To err is human. Yes! I made another significant mistake without actually realizing its repercussions. Quiet a scholar that she was, Toddy was in love with books. She showed great interests in shapes, colours, pictures, songs and stories. We were great ‘talkaholics.’ I would just create stories and we would put up in-house puppet shows very often. Her toys would enact the roles assigned by us. I was the narrator who would very often tell the story of a doll who was kind and so nice. This meant the doll did not beat anybody and loved everybody.

The back drop to the mistake I am about to share was yet another common place phenomenon. As young parents, my husband and I just couldn’t give up our finicky behaviour. We could not tolerate even a bit of dirt and were too fussy about even a speck of grime. On top of this we used strong tones to exhibit our distaste. When Toddy would dirty her hands, clothes or just anything we would tell her in unison… “Oh! This is so dirty and black.” Even dark brown mud was described as “dirty and black”, the lovely doll who was otherwise a beautiful blue eyed blonde would appear “dirty and black”… just anything that was not clean became dirty and black.

Yes! We associated the colour black with dirt or something loathsome. This went on for a long time… almost two years. I still remember a friend brought a cute Negro doll for my little one. She had a small nose, some freckles here and there and dark curly hair. Oh! She looked so adorable and we called her Lolly. But slowly I realized that my darling daughter would never assign a good enough role to her. Children of two to three years of age understand all the more, absorb ideas, learn fast, imitate and therefore are very quick to implement the same. One day as we prepared our self for a story session, I asked Toddy who was a little over two years, “Why don’t you tell a story to little Lolly. She is so small and pretty.” To this Toddy retaliated and said, “Lolly is dirty… Lolly is black.” Ah! This was a Himalayan blunder. We had instilled this in her mind with constant revisions. Oh! This was bigger and ghastlier than anything we had done as parents. This simple teaching was a root or a fresh beginning to apartheid, class bias and all the other social evils that emanate from discrimination. Yes! We were guilty but we accepted our blunder and began to set things right.  Believe me it took a long time to erase our innocent but nevertheless wrong doings. But our continuous efforts and constructive mindsets helped us to reinstate positive inputs. Thankfully our hard work bore fruits but it was a journey fraught with challenges and self correction more than anything else.


Another important revelation was that children learn by observing us. If we are angry over small things we introduce them to rage and anger, if we hit them, off and on, then we groom them to become bullies and if we are impatient with their follies and failures then we are diminishing their self esteem.

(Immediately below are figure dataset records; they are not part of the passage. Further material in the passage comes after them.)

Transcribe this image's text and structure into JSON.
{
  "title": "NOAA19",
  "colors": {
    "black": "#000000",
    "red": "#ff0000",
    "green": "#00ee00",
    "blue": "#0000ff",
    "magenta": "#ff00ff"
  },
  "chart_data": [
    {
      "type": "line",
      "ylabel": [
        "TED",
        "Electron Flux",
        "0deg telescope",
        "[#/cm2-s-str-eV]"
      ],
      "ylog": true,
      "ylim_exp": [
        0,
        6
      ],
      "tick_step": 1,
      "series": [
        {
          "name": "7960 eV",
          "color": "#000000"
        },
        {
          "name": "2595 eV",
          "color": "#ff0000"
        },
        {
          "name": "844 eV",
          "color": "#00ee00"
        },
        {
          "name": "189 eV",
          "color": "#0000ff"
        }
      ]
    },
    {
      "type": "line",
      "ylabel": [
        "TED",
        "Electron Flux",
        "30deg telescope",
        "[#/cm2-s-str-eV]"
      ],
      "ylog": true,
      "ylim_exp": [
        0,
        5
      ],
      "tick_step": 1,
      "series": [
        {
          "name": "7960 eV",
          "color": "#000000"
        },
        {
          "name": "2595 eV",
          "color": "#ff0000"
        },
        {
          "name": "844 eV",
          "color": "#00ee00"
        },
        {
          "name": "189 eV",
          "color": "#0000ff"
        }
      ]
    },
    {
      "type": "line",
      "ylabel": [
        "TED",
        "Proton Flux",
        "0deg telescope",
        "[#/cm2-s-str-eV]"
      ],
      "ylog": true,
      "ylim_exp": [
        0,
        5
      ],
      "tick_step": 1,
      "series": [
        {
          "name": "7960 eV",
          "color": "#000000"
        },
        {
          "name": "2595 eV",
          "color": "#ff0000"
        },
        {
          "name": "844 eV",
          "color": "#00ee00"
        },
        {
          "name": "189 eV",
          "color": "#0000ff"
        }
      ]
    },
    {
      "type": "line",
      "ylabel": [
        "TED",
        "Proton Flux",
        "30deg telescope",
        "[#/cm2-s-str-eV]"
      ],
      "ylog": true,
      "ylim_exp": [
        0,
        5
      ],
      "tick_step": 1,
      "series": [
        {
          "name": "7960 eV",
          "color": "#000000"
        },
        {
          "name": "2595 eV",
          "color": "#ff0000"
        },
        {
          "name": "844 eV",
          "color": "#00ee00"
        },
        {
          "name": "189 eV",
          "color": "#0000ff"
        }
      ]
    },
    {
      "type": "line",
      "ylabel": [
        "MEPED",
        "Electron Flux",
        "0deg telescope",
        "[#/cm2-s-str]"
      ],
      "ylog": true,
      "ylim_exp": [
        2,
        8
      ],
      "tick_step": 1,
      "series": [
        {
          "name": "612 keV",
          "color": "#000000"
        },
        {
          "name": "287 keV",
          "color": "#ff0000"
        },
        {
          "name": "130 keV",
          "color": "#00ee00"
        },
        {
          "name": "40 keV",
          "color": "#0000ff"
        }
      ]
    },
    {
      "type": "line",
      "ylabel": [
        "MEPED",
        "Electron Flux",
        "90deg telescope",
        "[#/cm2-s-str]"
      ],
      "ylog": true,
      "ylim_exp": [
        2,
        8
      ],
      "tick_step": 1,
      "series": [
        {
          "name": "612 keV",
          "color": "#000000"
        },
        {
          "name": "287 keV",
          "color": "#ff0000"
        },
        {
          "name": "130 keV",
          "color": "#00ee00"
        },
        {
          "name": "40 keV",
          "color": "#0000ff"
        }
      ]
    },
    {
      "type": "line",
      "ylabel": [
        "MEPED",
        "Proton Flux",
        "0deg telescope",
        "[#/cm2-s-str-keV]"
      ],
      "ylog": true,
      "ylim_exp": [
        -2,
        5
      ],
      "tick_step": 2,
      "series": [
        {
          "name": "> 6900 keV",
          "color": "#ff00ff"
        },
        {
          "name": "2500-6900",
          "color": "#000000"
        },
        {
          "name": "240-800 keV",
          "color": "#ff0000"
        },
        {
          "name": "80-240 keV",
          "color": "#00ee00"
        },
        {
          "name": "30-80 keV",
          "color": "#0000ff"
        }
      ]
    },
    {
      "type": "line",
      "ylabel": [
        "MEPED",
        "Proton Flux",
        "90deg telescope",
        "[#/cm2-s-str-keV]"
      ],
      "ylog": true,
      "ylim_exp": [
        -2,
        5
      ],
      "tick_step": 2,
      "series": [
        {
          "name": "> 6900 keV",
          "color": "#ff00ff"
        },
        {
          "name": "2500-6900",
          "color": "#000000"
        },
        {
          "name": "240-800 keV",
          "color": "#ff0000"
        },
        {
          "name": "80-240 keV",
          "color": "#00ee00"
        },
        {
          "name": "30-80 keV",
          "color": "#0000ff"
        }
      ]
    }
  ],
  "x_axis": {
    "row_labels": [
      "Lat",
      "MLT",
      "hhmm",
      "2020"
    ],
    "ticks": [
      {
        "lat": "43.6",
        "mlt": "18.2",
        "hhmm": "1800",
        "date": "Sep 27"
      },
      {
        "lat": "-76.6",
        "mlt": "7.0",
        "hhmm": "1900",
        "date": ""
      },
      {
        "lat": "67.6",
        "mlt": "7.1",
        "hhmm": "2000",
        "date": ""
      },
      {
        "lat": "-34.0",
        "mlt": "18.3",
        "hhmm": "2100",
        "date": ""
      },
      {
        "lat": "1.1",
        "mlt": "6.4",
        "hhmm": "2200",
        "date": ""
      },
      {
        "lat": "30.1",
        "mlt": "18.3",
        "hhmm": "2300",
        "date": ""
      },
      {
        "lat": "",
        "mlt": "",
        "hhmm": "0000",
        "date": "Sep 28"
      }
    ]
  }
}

All we need to do is accept our follies and consciously give our babies great positive inputs in an enjoyable way. In fact in our case positive impressions actually introduced Toddy to the spiritual concepts of unconditional love, contentment and happiness in small things which resulted in a great self esteem.

Our mistakes turned out to be the best parts as they made us into conscientious human beings who were (and still are) quick enough to realise them and make amendments.